To optimally balance the chance of tumor control versus the risk of side effects, local cancer treatment with radiotherapy and surgery rely on accurate definition of the loco-regional extension of the disease on medical images. Most cancers progress through the lymphatic system and form metastases in regional lymph nodes. In this project, we focus on radiotherapy target delineation in head & neck cancer, however, the AI methodology to be developed will be equally applicable to other cancer sites with lymphatic spread.
AI methods promise improvements in all steps of head & neck cancer target definition for radiotherapy planning, namely by partially automating target volume delineation, more consistency and less inter-observer variability, and ultimately improvements through more personalized definition of target volumes.

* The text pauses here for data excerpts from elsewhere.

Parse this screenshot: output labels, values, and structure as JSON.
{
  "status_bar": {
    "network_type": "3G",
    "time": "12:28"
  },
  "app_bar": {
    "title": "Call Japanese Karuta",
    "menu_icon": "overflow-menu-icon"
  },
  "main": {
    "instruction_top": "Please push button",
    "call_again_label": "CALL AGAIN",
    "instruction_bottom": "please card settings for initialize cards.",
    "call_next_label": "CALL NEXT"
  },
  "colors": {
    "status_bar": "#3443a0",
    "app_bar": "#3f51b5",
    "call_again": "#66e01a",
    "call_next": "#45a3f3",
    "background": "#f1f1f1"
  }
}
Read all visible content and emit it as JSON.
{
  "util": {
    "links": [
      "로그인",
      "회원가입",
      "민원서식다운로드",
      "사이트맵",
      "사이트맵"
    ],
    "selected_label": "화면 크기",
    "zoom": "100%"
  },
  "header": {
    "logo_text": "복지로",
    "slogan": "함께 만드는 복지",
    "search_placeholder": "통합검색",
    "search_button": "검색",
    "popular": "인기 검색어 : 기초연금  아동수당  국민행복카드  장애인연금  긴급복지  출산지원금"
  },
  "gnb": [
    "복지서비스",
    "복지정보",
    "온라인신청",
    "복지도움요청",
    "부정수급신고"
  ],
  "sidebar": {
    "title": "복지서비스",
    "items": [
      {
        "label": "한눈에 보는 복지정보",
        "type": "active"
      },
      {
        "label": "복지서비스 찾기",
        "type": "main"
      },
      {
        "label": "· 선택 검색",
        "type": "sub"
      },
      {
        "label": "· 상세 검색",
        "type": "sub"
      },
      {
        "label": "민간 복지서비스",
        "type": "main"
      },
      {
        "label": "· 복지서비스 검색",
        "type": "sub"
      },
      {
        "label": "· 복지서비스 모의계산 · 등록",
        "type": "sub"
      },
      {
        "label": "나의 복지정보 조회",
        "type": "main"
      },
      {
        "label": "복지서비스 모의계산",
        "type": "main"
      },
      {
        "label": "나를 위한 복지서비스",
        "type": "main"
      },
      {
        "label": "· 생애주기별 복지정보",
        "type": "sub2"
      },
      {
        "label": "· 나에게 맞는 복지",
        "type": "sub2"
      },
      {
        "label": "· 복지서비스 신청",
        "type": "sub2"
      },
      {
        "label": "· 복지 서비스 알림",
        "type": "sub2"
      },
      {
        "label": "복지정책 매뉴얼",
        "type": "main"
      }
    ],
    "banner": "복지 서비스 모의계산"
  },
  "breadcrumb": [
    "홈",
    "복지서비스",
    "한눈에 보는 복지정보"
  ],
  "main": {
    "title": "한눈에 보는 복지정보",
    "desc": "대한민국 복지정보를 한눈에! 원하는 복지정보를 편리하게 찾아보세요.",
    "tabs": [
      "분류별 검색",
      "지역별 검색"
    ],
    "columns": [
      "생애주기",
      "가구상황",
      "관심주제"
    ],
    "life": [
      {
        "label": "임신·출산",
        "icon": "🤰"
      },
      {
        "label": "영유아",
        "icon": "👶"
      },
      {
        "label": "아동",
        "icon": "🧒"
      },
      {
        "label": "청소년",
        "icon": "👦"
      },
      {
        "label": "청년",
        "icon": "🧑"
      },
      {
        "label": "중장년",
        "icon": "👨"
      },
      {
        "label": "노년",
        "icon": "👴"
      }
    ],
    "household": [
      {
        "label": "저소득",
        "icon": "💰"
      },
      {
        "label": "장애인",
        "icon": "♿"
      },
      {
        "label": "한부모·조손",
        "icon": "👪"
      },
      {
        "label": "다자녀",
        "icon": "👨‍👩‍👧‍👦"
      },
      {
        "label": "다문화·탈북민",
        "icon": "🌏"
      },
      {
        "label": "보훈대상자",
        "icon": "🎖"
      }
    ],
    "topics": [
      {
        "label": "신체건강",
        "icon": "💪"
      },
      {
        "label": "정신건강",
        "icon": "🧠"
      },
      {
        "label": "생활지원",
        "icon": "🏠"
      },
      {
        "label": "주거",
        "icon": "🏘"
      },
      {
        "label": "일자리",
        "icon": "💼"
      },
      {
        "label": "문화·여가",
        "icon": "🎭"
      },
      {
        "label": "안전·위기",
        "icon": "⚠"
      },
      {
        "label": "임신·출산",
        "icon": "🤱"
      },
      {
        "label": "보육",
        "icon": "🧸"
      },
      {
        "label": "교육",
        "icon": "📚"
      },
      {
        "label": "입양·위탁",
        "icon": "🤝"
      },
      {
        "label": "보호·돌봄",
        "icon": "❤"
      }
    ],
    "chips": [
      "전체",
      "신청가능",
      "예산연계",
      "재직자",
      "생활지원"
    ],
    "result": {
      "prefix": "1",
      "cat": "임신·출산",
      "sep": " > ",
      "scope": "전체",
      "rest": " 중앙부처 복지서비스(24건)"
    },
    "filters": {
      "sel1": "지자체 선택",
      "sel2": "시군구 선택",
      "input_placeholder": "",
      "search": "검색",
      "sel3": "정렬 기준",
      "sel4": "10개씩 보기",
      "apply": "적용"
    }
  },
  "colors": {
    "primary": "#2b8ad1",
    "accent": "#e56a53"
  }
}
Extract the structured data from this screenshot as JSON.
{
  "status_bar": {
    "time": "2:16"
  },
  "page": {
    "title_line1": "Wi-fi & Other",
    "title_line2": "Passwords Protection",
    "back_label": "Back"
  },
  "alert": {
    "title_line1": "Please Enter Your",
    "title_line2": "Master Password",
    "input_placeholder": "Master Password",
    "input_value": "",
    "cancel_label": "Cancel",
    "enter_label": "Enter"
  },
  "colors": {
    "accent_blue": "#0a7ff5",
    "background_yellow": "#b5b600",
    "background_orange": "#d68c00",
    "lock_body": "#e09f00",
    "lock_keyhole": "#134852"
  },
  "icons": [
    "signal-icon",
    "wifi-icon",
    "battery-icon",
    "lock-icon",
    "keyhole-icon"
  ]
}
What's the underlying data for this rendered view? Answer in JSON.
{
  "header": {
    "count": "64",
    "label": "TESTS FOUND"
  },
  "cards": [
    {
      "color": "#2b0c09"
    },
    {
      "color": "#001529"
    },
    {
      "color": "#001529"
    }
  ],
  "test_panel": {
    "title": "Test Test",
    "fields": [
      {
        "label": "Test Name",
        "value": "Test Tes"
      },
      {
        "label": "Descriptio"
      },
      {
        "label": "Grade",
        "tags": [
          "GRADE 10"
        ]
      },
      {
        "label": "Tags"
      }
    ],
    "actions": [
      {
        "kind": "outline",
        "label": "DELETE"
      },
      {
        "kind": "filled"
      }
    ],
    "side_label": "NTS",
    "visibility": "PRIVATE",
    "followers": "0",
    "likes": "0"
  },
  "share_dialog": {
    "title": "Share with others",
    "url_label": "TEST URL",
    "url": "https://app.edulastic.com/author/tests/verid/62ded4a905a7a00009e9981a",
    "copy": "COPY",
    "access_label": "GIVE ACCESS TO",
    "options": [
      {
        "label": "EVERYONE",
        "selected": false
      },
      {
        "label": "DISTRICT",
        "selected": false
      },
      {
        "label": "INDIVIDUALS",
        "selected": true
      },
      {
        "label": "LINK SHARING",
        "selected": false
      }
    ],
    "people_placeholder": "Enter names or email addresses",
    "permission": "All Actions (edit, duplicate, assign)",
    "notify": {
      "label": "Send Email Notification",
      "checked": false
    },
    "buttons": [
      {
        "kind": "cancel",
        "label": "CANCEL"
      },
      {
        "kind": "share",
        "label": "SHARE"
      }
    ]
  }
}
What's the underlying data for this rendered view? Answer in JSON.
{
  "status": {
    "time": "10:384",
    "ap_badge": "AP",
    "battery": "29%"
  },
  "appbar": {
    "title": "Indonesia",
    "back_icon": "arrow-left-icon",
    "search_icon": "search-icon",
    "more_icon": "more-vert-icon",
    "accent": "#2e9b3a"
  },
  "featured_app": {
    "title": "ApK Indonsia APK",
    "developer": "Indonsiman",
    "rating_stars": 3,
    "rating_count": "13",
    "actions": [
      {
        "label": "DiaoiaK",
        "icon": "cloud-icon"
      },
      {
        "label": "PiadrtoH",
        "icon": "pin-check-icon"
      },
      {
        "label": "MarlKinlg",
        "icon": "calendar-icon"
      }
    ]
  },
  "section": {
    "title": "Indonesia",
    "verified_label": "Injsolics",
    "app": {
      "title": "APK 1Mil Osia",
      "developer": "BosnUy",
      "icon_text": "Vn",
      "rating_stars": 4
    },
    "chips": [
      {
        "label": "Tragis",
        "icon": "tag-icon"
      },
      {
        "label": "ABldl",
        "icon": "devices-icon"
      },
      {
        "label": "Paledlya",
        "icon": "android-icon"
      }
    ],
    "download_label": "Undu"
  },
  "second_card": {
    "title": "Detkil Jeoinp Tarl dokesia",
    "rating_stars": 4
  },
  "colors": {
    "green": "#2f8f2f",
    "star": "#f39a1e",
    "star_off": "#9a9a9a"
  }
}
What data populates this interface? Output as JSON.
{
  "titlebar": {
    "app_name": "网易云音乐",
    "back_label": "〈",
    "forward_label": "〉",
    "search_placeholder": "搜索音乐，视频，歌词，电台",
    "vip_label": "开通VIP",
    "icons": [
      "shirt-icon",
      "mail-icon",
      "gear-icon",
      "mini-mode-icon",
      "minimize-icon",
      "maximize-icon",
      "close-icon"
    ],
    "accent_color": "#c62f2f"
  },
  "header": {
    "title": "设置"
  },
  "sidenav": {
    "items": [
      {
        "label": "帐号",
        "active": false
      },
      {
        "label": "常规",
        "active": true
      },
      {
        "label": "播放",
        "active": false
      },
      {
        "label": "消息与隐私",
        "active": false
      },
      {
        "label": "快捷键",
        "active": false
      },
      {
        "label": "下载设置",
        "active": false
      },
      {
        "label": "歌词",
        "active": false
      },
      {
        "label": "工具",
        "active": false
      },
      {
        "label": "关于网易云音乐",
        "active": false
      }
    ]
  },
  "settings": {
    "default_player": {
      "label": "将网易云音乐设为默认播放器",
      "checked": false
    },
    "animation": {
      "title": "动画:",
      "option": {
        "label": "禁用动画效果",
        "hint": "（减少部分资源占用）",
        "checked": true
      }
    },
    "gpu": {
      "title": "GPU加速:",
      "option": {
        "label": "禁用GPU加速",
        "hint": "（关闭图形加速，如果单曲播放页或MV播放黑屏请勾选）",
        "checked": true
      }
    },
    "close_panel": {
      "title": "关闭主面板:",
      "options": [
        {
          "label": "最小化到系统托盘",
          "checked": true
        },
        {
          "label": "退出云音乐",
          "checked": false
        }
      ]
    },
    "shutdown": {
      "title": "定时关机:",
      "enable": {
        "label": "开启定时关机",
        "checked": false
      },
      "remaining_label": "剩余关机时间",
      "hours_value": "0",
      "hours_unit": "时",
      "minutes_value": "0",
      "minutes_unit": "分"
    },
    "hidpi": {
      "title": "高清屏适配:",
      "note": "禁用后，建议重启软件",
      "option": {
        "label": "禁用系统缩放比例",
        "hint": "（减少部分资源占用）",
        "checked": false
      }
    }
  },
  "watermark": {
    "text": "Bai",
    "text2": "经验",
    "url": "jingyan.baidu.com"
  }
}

Specific aims for this research project
We address three subproblems that arise in the target delineation process in head & neck cancer, which is illustrated in the figure:
- Automatic segmentation of lymph node levels (blue) and individual lymph nodes in CT images (yellow, green), which is currently a labor-intensive manual task.
- Improved definition of regional lymph node metastases via better discrimination of healthy and metastatic lymph nodes using radiomic analysis of suspicious lymph nodes (yellow or green).
- Development of a personalized model for estimation of the microscopic cancer spread using the methodology of Bayesian network. This will improve the decision which lymph node levels should be included in the target volume treated with radiation.